Disaster recovery Management
Deployment of a Disaster Recovery Site and setting up replication of mission critical data/ application/ servers between Primary Site and DR site is critical in today’s business scenario. However managing such an infrastructure is more critical and of high importance.
With evolution of ERP and specialized Line of Business Application and core banking solutions for Financial institutions it is but imperative that businesses ensure that data is available 24×7, 365 days a year. It is also important that the data should be backed up regularly and should be available on demand. Also more important is the fact that loss of financial transactions due to server unavailability could cause huge monetary loss to the business.
These situations have led businesses to deploy Secondary Datacenters also referred as Disaster Recovery Sites… wherein data from the primary site is replicated onto the DR site on a constant basis – such that if there is a disaster at the Primary Site and the Primary Datacenter is shutdown – the DR site can be set operational as soon as possible.
Recovery is a part of Business Continuity practice.
How Disaster recovery Management Works
Having a DR site requires one to ensure that the DR site should actually work if any disaster strikes at the Primary Site. To ensure this regular DR Drills, audits etc, hve to be performed.
Performing such drills requires Network engineers, IT security experts, Database Administrators, Application experts, Server Expert, Storage expert to be present at Primary or DR site to be in sync with each other and requires everyone to do their job with precision. Cause any mistake by one person would cause the entire exercise to go for a toss and would create a huge unplanned downtime.
In datacenter environments wherein DR sites are involved it is important to know how much RPO (Recovery Point Objective) and how much RTO (Recovery Time Objective) would be there. RPO meaning if there is a disaster at the Primary Site – then how much amount of data would be lost.
RTO meaning after the disaster has struck how much time will it take to restore normal operations and make systems available to the users.
Generally the lower the RPO and RTO – more expensive is the solution.
One can achieve zero RPO by deploying near line DR site wherein data would remain synchronized at any given fraction of second. However the near DR site has to exist within a distance of 200km of the primary Datacenter.
And if the DR site is beyond 200kms then RPO could be less than 15 mins which is an acceptable standard or it could be more. Higher the RPO higher is the loss of data.
The challenge is even if required systems have been put in place for a DC-DR scenario – how does one ensure that RPO would be less than 15mins.
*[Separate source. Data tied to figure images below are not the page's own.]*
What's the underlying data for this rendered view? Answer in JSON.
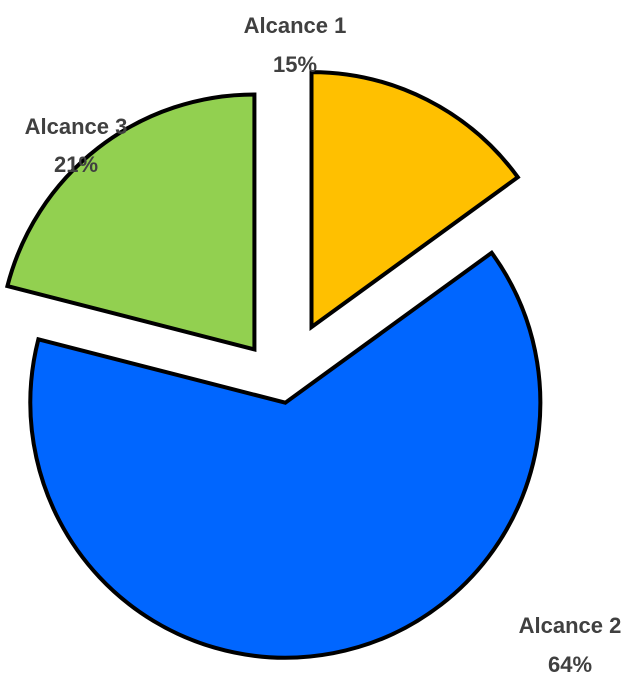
{
  "chart_data": {
    "type": "pie",
    "exploded": true,
    "legend": "none",
    "slices": [
      {
        "label": "Alcance 1",
        "value": 15,
        "display": "15%",
        "color": "#FFC000"
      },
      {
        "label": "Alcance 2",
        "value": 64,
        "display": "64%",
        "color": "#0066FF"
      },
      {
        "label": "Alcance 3",
        "value": 21,
        "display": "21%",
        "color": "#92D050"
      }
    ]
  }
}
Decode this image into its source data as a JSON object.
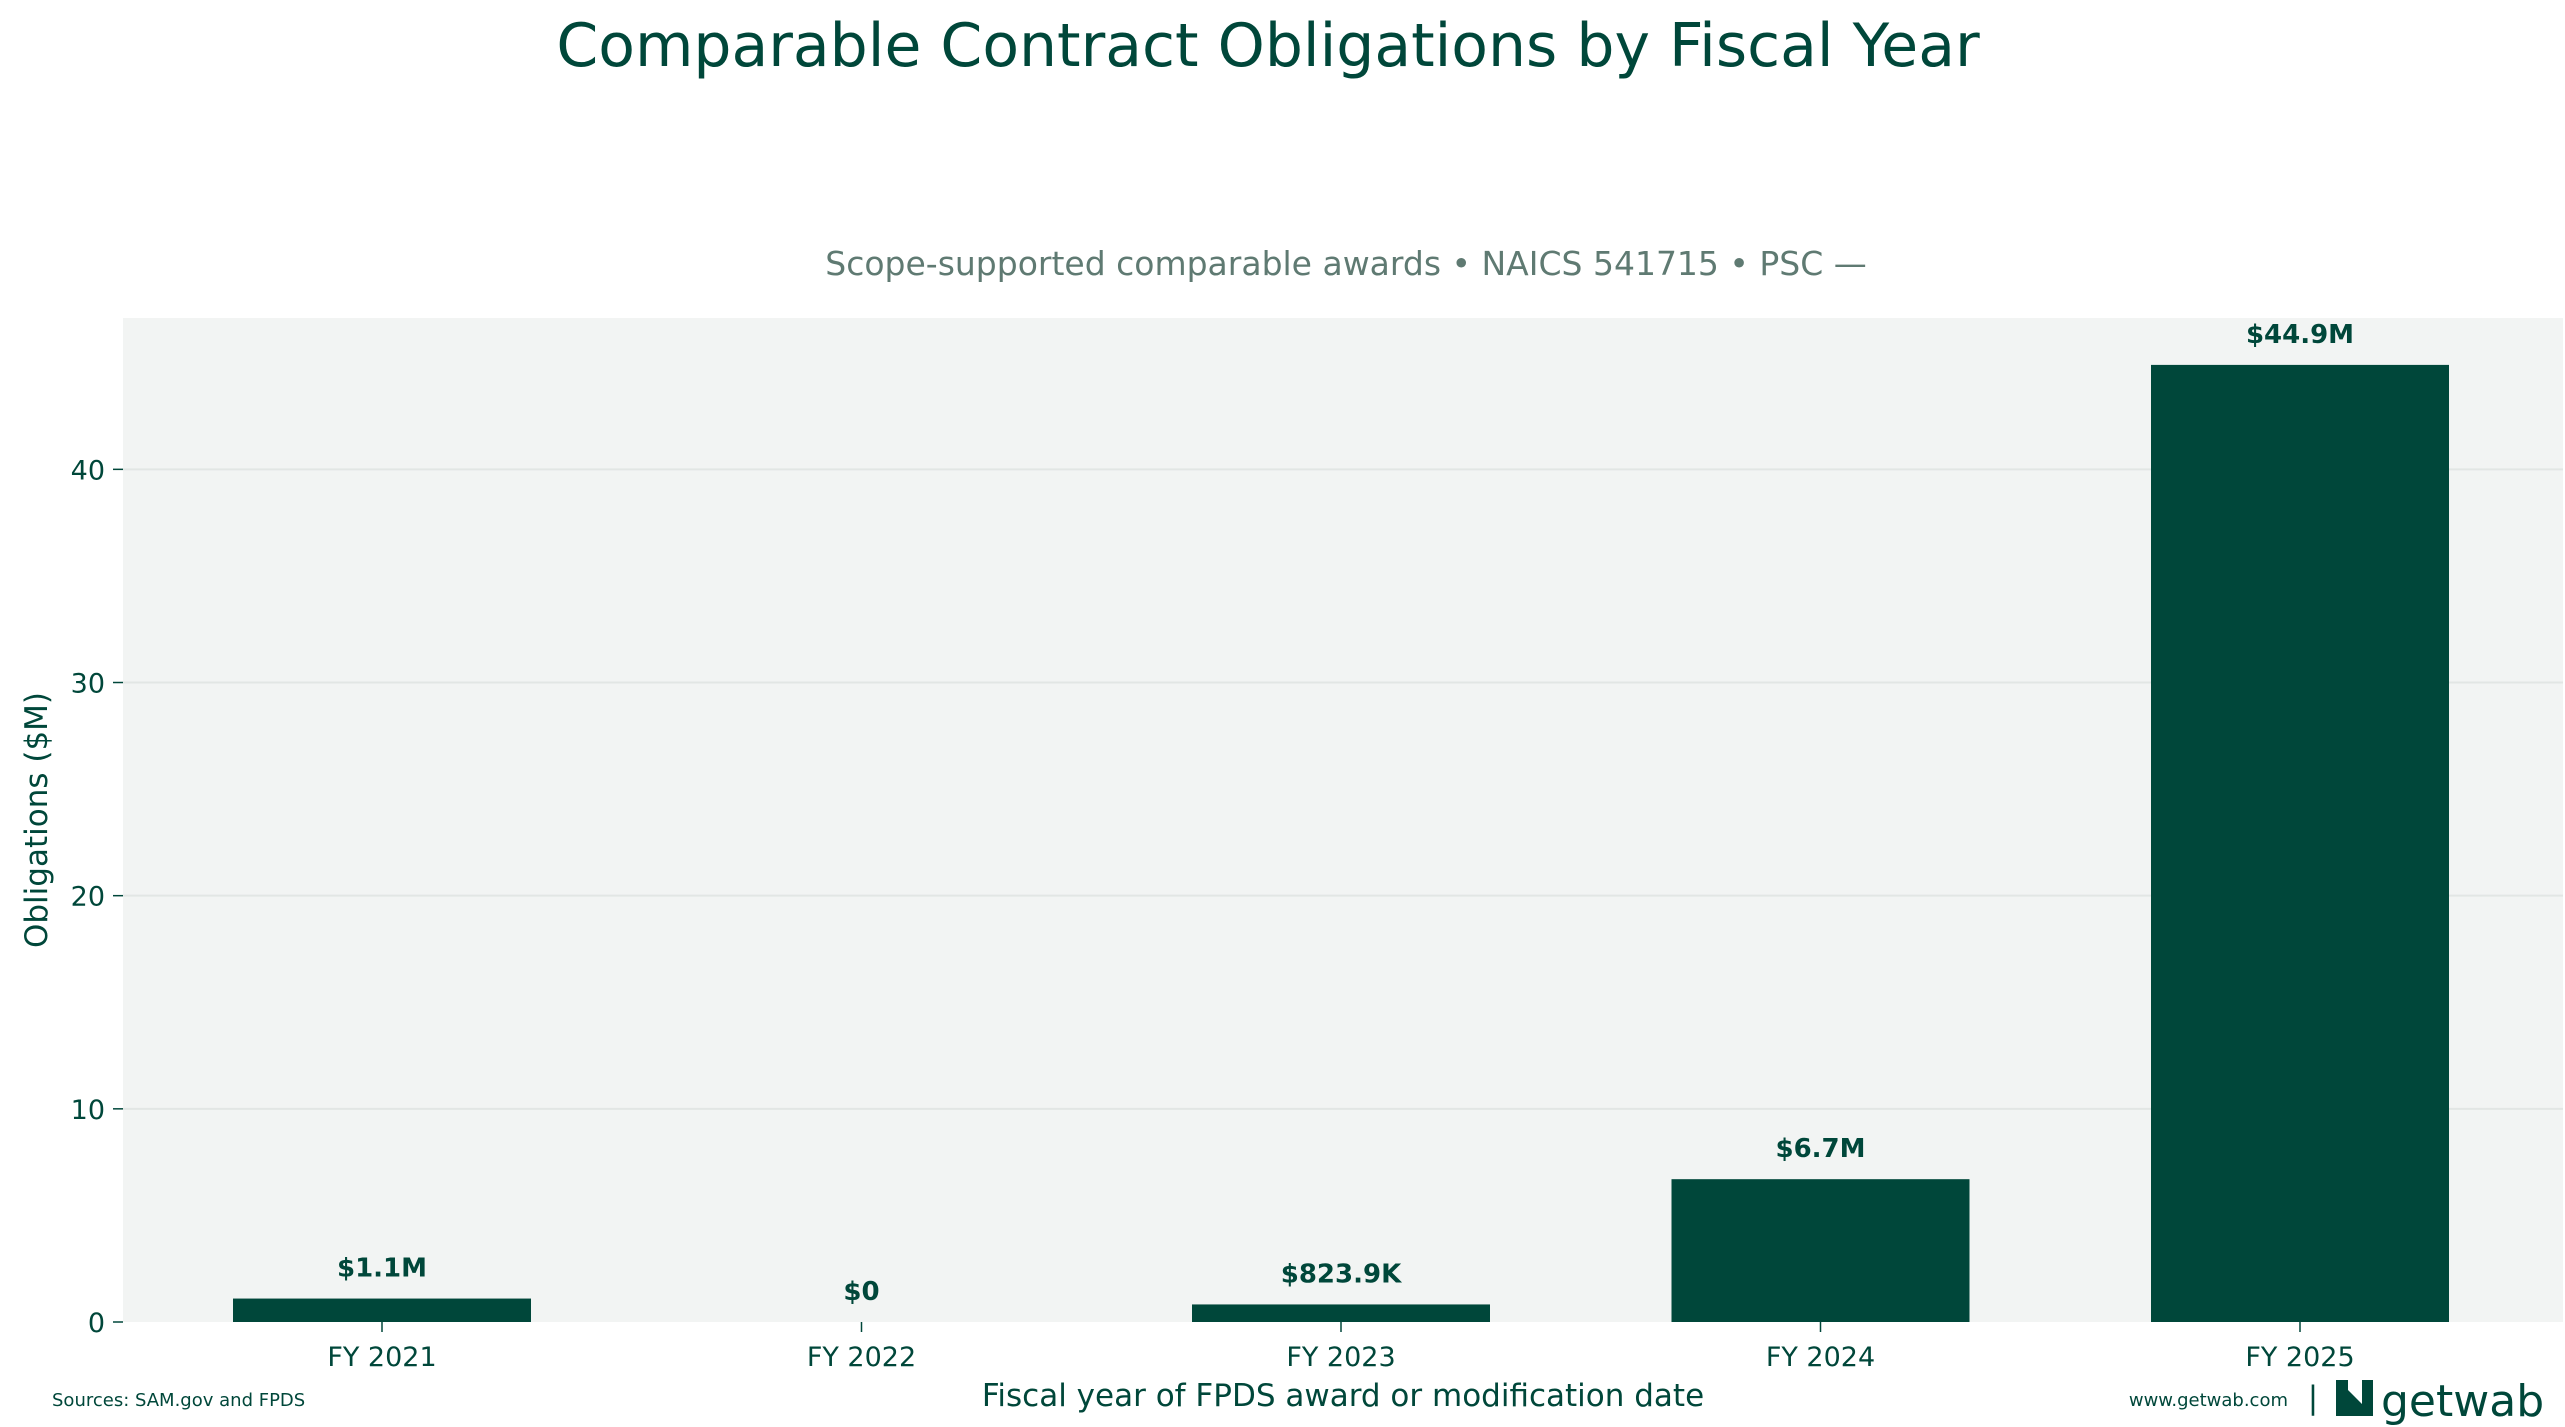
{
  "chart_data": {
    "type": "bar",
    "title": "Comparable Contract Obligations by Fiscal Year",
    "subtitle": "Scope-supported comparable awards • NAICS 541715 • PSC —",
    "xlabel": "Fiscal year of FPDS award or modification date",
    "ylabel": "Obligations ($M)",
    "categories": [
      "FY 2021",
      "FY 2022",
      "FY 2023",
      "FY 2024",
      "FY 2025"
    ],
    "values": [
      1.1,
      0,
      0.8239,
      6.7,
      44.9
    ],
    "data_labels": [
      "$1.1M",
      "$0",
      "$823.9K",
      "$6.7M",
      "$44.9M"
    ],
    "yticks": [
      0,
      10,
      20,
      30,
      40
    ],
    "ytick_labels": [
      "0",
      "10",
      "20",
      "30",
      "40"
    ],
    "ylim": [
      0,
      47.1
    ],
    "grid": "horizontal",
    "legend": "none",
    "colors": {
      "bar": "#00473a",
      "plot_background": "#f2f4f3",
      "grid": "#e2e6e4",
      "text": "#00473a",
      "subtitle": "#5f7a72"
    }
  },
  "footer": {
    "source": "Sources: SAM.gov and FPDS",
    "website": "www.getwab.com",
    "separator": "|",
    "brand_name": "getwab",
    "brand_icon": "getwab-logo-icon"
  }
}
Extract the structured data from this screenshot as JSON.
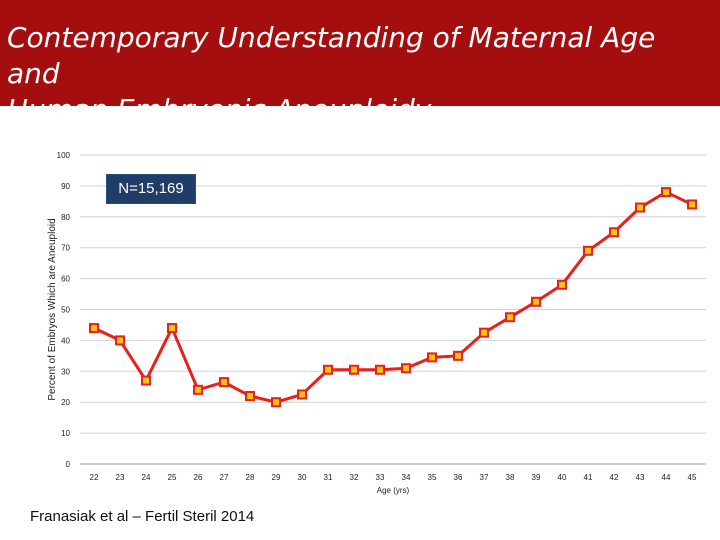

How does one ensure that RTO would be less than 6hours or the time agreed on the SLA (service level Agreement).
Even though one has a DR site in place is IT sure that the above would be true.
Is IT sure that required patches of applications/ operating systems/ database is at the same level or state as that of the DC site.
Is IT sure that the recent password is in use at the DR site.
Is IT sure that the DR Drill book is updated with the latest procedures.
How much time it will take for the data to be replicated to DR before failover can be performed.
How prepared is IT to handle application recovery in case experts are not available…
Such questions keep on coming.
As they say, ‘You can’t manage what you can’t measure.’ However, measurement of a company’s recovery solution’s ability to perform has been challenging, at best. Testing is a painful, involved, disruptive, and costly process that requires significant coordination between groups and is also labour-intensive. As a result, most companies have a tendency to test their recovery solution less than they would like to.
Today’s IT operations are complicated and dynamic. Every day, things change in a business environment that could potentially cause restarting operations at a remote site to fail. The worst time for a company to find that out is when they need their recovery solution to perform as designed to help them get their business back up and running after an outage or a disaster incident.